Sexología
Deseo sexual · vaginismo · dolor · orgasmo · erección · eyaculación · ansiedad sexual · autoestima sexual · sexualidad en pareja · placer
Terapia sexual basada en la evidencia para comprender qué está ocurriendo, reducir la presión y ayudarte a disfrutar de tu sexualidad de una forma más libre y satisfactoria.
¿Cómo trabajamos en terapia sexual?
Muchas personas llegan a consulta después de haber pasado mucho tiempo preguntándose “¿por qué me pasa esto?”.
Quizás has intentado relajarte, no pensar demasiado, buscar información en internet, probar cosas diferentes o simplemente esperar a que el problema desaparezca por sí solo. Sin embargo, cuanto más intentas que todo “funcione”, más pendiente estás de si lo estás haciendo bien y más difícil resulta disfrutar.
Es frecuente pensar que una dificultad sexual significa que algo no funciona bien en ti, que has perdido el deseo, que deberías disfrutar más o que tendrías que responder de una determinada manera. Pero la sexualidad no funciona como un interruptor que podamos encender cuando queremos. En ella influyen nuestras emociones, pensamientos, experiencias, relaciones, expectativas, aprendizajes y también factores físicos.

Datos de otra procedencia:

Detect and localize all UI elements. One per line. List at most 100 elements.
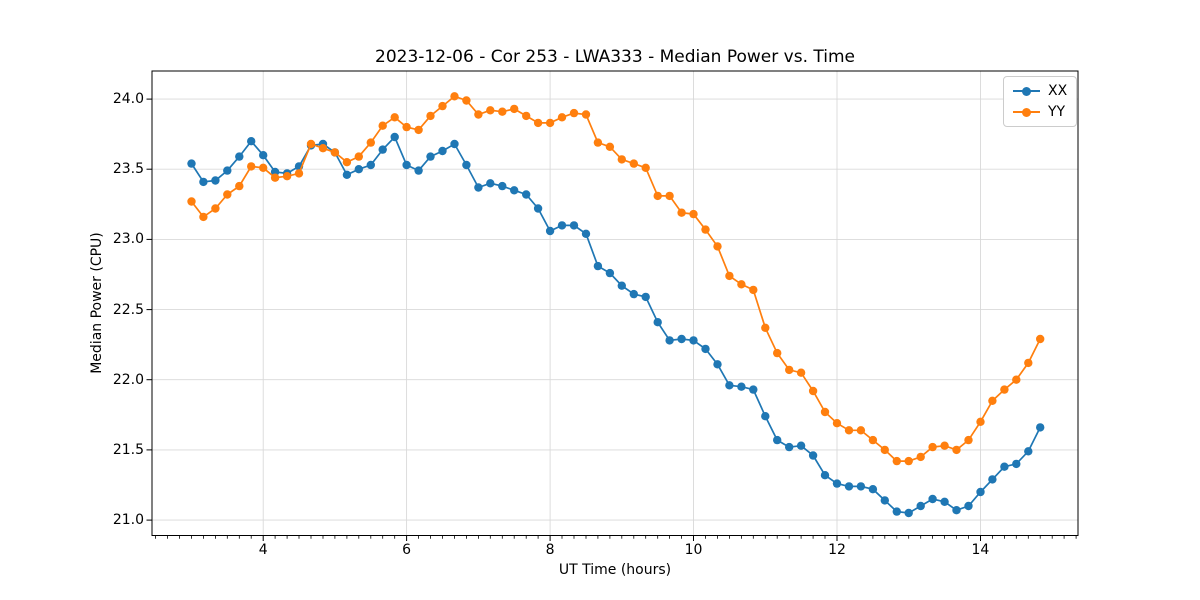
data-point [988, 475, 997, 484]
data-point [629, 159, 638, 168]
data-point [964, 435, 973, 445]
data-point [199, 177, 208, 187]
data-point [832, 419, 842, 428]
data-point [737, 280, 746, 289]
data-point [354, 165, 363, 174]
data-point [641, 163, 650, 172]
data-point [438, 146, 447, 156]
data-point [402, 122, 411, 132]
data-point [713, 360, 722, 369]
data-point [211, 204, 220, 213]
data-point [677, 334, 686, 344]
x-tick-label: 6 [402, 542, 412, 558]
data-point [378, 121, 387, 130]
data-point [187, 197, 196, 206]
series-XX-markers [187, 132, 1045, 518]
data-point [354, 152, 363, 161]
data-point [617, 155, 626, 164]
data-point [808, 386, 818, 396]
data-point [916, 501, 925, 511]
data-point [1036, 423, 1045, 432]
data-point [928, 442, 937, 452]
data-point [402, 160, 411, 170]
y-tick-label: 23.5 [112, 161, 144, 178]
data-point [868, 485, 878, 494]
data-point [342, 170, 352, 179]
data-point [211, 176, 220, 185]
data-point [593, 261, 603, 271]
data-point [414, 166, 423, 175]
data-point [593, 138, 603, 147]
data-point [557, 221, 567, 230]
data-point [629, 289, 638, 299]
data-point [486, 179, 495, 188]
data-point [952, 506, 961, 515]
axes-spines [151, 70, 1079, 536]
data-point [605, 268, 615, 278]
data-point [247, 137, 256, 146]
data-point [569, 221, 579, 230]
data-point [940, 497, 949, 506]
data-point [581, 110, 591, 119]
data-point [796, 368, 806, 377]
data-point [366, 138, 375, 147]
data-point [259, 151, 268, 160]
data-point [653, 318, 662, 327]
data-point [235, 181, 244, 191]
data-point [533, 118, 543, 128]
data-point [378, 145, 387, 154]
data-point [665, 336, 674, 345]
data-point [1000, 462, 1009, 471]
data-point [761, 323, 770, 332]
data-point [749, 285, 758, 295]
data-point [880, 445, 889, 455]
data-point [294, 169, 304, 178]
data-point [581, 229, 591, 238]
data-point [438, 101, 447, 111]
series-YY-markers [187, 92, 1045, 466]
data-point [270, 173, 280, 182]
data-point [725, 381, 734, 390]
data-point [785, 365, 794, 375]
data-point [366, 160, 375, 170]
x-tick-label: 4 [258, 542, 268, 558]
y-tick-label: 24.0 [112, 91, 144, 108]
data-point [426, 111, 435, 121]
data-point [223, 166, 232, 175]
data-point [187, 159, 196, 168]
data-point [785, 442, 794, 452]
data-point [390, 113, 399, 122]
data-point [952, 445, 961, 455]
y-tick-label: 21.5 [112, 441, 144, 458]
data-point [964, 501, 973, 511]
data-point [545, 118, 555, 128]
data-point [1000, 385, 1009, 394]
data-point [689, 209, 698, 219]
data-point [450, 92, 459, 101]
x-tick-label: 14 [971, 542, 990, 558]
data-point [988, 396, 997, 405]
data-point [474, 183, 483, 192]
data-point [557, 113, 567, 122]
x-tick-label: 8 [545, 542, 555, 558]
data-point [928, 494, 937, 504]
data-point [545, 226, 555, 236]
data-point [617, 281, 626, 290]
data-point [940, 441, 949, 450]
data-point [318, 144, 328, 153]
data-point [653, 191, 662, 201]
x-major-ticks [262, 535, 981, 541]
legend: XX YY [1003, 76, 1078, 127]
data-point [749, 385, 758, 394]
data-point [498, 181, 507, 191]
data-point [522, 111, 531, 121]
data-point [868, 435, 878, 445]
y-tick-label: 22.5 [112, 301, 144, 318]
data-point [306, 139, 316, 149]
legend-item-YY: YY [1013, 104, 1067, 120]
data-point [462, 160, 471, 170]
legend-marker-icon [1013, 106, 1040, 118]
chart-title: 2023-12-06 - Cor 253 - LWA333 - Median P… [375, 47, 855, 67]
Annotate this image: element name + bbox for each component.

En terapia sexual trabajaremos para comprender qué está ocurriendo y qué puede estar manteniendo la dificultad. A veces encontramos miedo al dolor, ansiedad por el rendimiento, presión por llegar al orgasmo, preocupación por mantener la erección, inseguridad con el propio cuerpo, dificultad para comunicar lo que nos gusta o una sexualidad que ha terminado convirtiéndose en una obligación.
Cuando el sexo se convierte en una prueba que tienes que superar, es muy difícil que siga siendo un espacio de placer.
Por ejemplo, después de una experiencia de dificultad con la erección puedes empezar el siguiente encuentro pensando “espero que no vuelva a pasar”. Si has sentido dolor, puedes anticipar que volverá a doler. Si llevas tiempo sin deseo, puedes empezar a preocuparte cada vez que tu pareja busca intimidad. Poco a poco, la atención deja de estar en las sensaciones y el placer y empieza a estar en comprobar si todo está funcionando correctamente.
Durante el proceso iremos identificando estos patrones y aprenderás a relacionarte de otra manera con tu sexualidad. Dependiendo de tu situación, podremos trabajar mediante psicoeducación, ejercicios terapéuticos, exposición progresiva, conocimiento corporal, comunicación sexual, gestión de pensamientos y emociones o ejercicios para realizar entre sesiones.
Nunca tendrás que realizar ninguna práctica sexual durante la consulta. Las sesiones son un espacio de conversación, evaluación y trabajo terapéutico, y cualquier ejercicio relacionado con la sexualidad se plantea para realizar fuera de consulta, respetando siempre tus límites y tu ritmo.
Mi objetivo no es enseñarte cómo “deberías” vivir tu sexualidad, sino ayudarte a comprender cómo quieres vivirla tú, reduciendo el miedo, la exigencia y la presión y construyendo una relación más saludable con tu cuerpo, tu deseo y tu placer.